The canning of the beans….

Our pressure cooker

Mom had a very large garden. We kids did a lot of the work. The produce from it could be on the table at mealtime or maybe preserved in some form for later use. Different things would be canned or frozen.

Green beans were “canned.” To this day I do not know why the process is called “canned,” when the beans were actually in glass jars. Shouldn’t we have said they were jarred?

After the beans were picked from the garden, which us kids would have done, they were “snapped” which meant breaking the long beans into smaller pieces. We would have done that as well. Lots of childhood labor was involved in the garden.

The beans were then washed and placed in Mason jars with some water and the two-piece metal lids were tightly sealed and then placed in the big metal pot of the pressure cooker.

As a kid I was certain we all were going to die right there in the kitchen “canning,” beans with that big pressure cooker sitting on the burners on the stove top.

The bottom part of the pressure cooker was a large and very heavy metal pot. That’s where the jars of snapped beans were placed. The big pot was almost large enough to cover two burners on the stove top.

Water was added to the pot around the jars of beans. The heat was then turned on. To this point, everything seemed safe.

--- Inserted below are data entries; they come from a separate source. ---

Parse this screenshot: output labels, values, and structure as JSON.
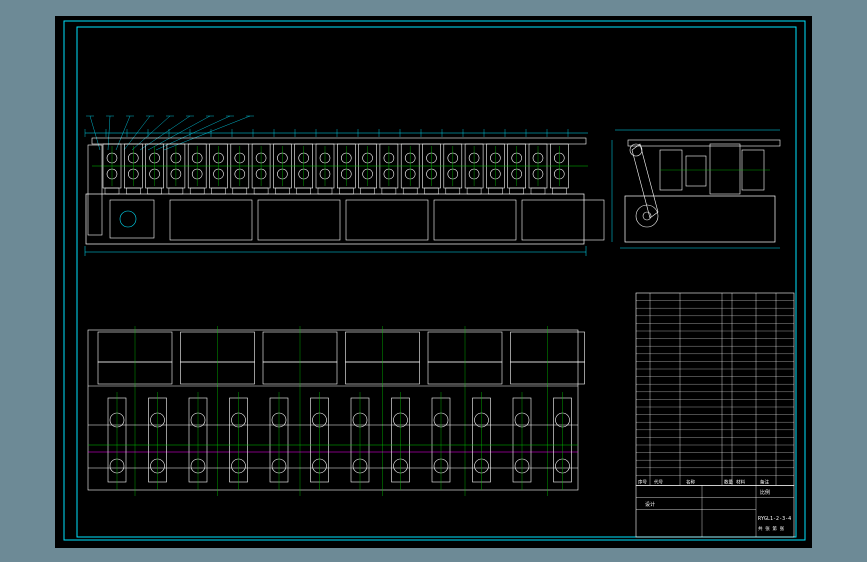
{
  "colors": {
    "backdrop": "#6d8a96",
    "sheet": "#000000",
    "frame": "#00e5ff",
    "geometry": "#ffffff",
    "centerline": "#00c800",
    "hidden": "#ff00ff",
    "dimension": "#00e5ff",
    "text": "#ffffff"
  },
  "title_block": {
    "designer_label": "设计",
    "scale_label": "比例",
    "drawing_number": "RYGL1-2-3-4",
    "sheet_label": "共  张 第  张"
  },
  "bom": {
    "rows": 24,
    "header_labels": [
      "序号",
      "代号",
      "名称",
      "数量",
      "材料",
      "备注"
    ]
  },
  "views": {
    "front_view": "front elevation of multi-stand roll forming line",
    "side_view": "side elevation with motor and belt drive",
    "top_view": "plan view of forming stands"
  }
}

The pressure cooker lid was also very heavy. It had several black Bakelite knobs on clamps around the edge. The knobs on the clamps would be turned to tighten the top to the pot so no steam could escape.

On the pressure cooker’s top were a round gauge and a small vent. The gauge allowed the pressure inside the pot to be monitored. As the gas burner of the stove heated the water, the pressure increased, and you could see the pointed dial slowly climbing on the gauge.

I had watched some submarine movies and you didn’t worry too much about any of the gauges unless something was going wrong. To me this whole process did not look right!

After the heat was turned up, you knew even without looking at the needle that something was going on because you could hear the sound of the boiling hot water. It was a bit concerning as I already knew from the war movies and books I had read, what happened on Navy ships when the steam lines broke; people died or were horribly injured.

Eventually steam would escape from the vent on top in an increasingly shrill whistle, growing louder as the pressure increased. All the while the needle on the gauge slowly climbed around the dial.

I just knew that at some point the whole thing was going to blow up. My skin would be scalded with high pressure, boiling hot water, and then begin to peel off.  And, there were the shards of hot metal that would penetrate our bodies, breaking our bones and ripping into our muscles.

We were going to die a horrible death! It was one thing to be hit by scalding hot, high-pressure steam when you are in a battle at sea; it’s another whole deal to be scalded while you are standing, under your Mom’s command, in the kitchen! 

Fortunately, none of that ever happened.

I still have a mental picture of that pressure cooker silently sitting on the counter. With its weight, its black knobs, gauge, and vent, it reminded me of something that silent uniformed men might be using behind curtained windows at the prison in McAlester as they prepared the room in death row for the next execution.

I’m sure most of this was just my overactive imagination at work.  It would have been very inhumane for a death row inmate to die in that fashion.

But when you’re a kid you don’t think about all of that.